There you have it, one professional’s gold solution to our economy’s problem. Bassman also suggests in his piece that it’s likely no one will take him seriously. That’s probably his self-deprecating way of navigating a political minefield even before he encounters one. But I find two circumstances about the writing of this blog piece more astonishing even than the piece itself.

First, Bassman’s title at PIMCO is “Portfolio Manager, Convexity Products.”  While that sounds like it could be anything from a jazzy new toothpaste to an airline, according to Investopedia it’s a somewhat abstruse property of bond products.  But notwithstanding the complexity of convexity, bonds and gold typically compete for investors’ dollars when it comes to investing in a safe haven asset.  You have to admire Bassman for breaking ranks.

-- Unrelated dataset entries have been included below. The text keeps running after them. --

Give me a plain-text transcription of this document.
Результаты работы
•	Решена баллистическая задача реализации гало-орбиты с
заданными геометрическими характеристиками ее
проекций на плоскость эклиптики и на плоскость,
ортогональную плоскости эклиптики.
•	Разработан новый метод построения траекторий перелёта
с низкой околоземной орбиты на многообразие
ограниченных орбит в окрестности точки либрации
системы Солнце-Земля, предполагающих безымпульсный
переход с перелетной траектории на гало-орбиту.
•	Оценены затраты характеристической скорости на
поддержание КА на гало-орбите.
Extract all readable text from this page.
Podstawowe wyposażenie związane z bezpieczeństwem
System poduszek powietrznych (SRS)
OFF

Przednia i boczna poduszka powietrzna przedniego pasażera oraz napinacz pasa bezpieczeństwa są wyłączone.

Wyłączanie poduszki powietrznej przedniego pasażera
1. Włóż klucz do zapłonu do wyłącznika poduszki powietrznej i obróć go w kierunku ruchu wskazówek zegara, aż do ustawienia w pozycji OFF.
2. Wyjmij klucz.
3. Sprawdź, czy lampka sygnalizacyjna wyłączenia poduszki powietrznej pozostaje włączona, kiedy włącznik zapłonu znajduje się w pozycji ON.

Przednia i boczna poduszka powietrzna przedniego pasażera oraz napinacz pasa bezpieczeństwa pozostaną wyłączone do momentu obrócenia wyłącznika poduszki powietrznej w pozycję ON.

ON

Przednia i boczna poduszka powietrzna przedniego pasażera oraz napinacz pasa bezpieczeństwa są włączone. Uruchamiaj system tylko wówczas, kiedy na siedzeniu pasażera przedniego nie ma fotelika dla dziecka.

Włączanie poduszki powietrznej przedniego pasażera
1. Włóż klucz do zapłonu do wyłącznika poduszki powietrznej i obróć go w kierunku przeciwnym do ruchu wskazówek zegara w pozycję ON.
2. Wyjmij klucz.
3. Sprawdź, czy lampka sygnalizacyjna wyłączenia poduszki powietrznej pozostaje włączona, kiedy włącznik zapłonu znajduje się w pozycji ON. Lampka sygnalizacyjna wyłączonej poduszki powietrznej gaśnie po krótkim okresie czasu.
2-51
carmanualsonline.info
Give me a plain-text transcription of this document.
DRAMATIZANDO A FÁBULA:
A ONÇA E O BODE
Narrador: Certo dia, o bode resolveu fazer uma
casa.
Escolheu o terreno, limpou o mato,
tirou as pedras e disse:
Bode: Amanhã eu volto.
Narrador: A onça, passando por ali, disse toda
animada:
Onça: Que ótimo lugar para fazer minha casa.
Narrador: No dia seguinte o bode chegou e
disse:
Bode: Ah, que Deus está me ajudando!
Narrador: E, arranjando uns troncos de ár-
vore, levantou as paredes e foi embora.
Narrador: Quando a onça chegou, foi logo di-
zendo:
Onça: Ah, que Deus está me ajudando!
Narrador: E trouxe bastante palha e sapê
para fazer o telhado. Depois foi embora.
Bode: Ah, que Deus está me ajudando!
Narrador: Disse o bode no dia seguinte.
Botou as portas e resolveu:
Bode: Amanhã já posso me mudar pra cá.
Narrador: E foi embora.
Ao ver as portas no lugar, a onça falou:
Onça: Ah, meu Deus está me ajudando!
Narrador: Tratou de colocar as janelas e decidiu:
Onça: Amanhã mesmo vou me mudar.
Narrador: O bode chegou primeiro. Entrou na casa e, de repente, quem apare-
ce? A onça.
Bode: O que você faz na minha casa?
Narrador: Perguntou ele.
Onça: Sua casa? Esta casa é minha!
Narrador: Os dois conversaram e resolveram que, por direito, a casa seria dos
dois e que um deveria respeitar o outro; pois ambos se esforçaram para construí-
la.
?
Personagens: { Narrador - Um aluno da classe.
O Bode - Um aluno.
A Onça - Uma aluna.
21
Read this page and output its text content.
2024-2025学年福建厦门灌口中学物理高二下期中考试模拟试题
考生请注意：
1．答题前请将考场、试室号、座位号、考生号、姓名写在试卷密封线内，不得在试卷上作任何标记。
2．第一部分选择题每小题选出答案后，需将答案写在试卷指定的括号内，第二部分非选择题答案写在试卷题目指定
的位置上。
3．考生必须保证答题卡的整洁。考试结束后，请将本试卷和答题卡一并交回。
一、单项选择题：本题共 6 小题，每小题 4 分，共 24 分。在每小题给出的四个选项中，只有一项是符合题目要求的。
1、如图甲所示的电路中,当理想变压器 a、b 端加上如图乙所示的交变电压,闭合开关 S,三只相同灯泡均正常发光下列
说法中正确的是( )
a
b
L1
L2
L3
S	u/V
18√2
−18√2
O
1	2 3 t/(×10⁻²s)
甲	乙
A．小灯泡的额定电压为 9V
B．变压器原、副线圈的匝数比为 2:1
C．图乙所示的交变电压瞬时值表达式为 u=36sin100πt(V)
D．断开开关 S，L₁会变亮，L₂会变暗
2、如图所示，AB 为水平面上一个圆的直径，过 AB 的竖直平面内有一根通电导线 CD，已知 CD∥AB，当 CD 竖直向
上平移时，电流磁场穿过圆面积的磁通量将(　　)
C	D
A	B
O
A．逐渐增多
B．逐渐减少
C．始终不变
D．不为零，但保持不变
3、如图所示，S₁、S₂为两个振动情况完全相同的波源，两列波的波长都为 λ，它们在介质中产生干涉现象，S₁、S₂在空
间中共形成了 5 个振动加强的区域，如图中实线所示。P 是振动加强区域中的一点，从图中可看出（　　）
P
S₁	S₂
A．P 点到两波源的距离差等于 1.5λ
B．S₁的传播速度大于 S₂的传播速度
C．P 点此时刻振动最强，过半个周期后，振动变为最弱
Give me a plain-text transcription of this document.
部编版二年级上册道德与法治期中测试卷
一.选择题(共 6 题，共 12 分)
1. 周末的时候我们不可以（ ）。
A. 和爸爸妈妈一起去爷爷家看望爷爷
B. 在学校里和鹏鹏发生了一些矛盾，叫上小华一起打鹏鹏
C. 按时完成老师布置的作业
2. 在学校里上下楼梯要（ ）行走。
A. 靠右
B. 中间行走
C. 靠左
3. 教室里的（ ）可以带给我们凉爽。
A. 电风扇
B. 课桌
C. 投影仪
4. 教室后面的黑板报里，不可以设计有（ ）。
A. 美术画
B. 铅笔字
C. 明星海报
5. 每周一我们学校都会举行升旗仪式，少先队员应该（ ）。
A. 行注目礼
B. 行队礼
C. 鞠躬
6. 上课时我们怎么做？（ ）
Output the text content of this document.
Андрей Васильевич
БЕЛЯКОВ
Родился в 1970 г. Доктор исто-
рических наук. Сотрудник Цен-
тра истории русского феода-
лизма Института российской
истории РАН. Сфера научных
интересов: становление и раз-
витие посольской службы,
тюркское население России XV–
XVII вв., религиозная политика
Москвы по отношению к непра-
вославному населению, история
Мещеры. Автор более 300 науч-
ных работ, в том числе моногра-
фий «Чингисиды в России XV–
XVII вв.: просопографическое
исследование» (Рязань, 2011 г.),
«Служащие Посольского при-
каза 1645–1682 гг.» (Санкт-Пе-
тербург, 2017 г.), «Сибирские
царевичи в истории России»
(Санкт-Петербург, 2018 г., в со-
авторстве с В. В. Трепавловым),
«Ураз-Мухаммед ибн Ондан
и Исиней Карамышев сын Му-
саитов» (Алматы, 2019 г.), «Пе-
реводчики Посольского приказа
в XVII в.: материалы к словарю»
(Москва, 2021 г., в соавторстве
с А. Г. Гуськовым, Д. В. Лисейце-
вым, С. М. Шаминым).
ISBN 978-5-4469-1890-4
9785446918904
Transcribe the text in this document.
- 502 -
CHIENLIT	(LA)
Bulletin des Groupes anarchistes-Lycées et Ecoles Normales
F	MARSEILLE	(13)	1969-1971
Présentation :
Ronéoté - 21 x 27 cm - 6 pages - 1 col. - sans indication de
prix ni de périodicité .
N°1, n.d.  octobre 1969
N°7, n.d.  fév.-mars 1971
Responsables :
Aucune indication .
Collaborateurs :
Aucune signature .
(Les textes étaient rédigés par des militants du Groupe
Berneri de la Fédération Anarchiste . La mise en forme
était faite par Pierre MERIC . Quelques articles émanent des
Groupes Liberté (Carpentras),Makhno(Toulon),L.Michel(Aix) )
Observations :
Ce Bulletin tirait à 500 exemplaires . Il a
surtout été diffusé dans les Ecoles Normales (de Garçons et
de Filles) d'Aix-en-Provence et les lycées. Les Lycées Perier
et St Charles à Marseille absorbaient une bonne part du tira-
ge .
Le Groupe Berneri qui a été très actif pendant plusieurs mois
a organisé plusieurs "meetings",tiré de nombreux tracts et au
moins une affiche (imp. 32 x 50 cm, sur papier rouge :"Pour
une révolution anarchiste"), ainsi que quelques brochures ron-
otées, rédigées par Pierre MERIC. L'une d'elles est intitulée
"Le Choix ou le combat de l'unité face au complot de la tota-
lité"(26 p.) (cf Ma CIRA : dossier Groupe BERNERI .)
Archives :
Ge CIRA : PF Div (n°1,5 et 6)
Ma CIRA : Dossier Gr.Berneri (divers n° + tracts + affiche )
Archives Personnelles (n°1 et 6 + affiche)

Also interesting: roughly two weeks ago PIMCO hired former Fed Chair Ben Bernanke as a senior advisor. Since Bernanke was one of the leading proponents of QE, which Bassman takes to task as a Fed policy that hasn’t worked, I’d love to be a fly on the wall at the next meeting attended by these two financial warriors.

That said, unfortunately you and I can’t affect Fed policy or stop deflation.  What we can do however, is take control of our own savings, with the understanding that even experts like Bassman don’t see a quick route out of the economic doldrums we’re stuck in.  But ironically, while even such a high-powered, high profile financial mover and shaker can’t make the government decide to invest in gold, you can do it today. If Bassman ever gets his way, you’ll win big.  Even if he doesn’t get his way, you’ll still win big.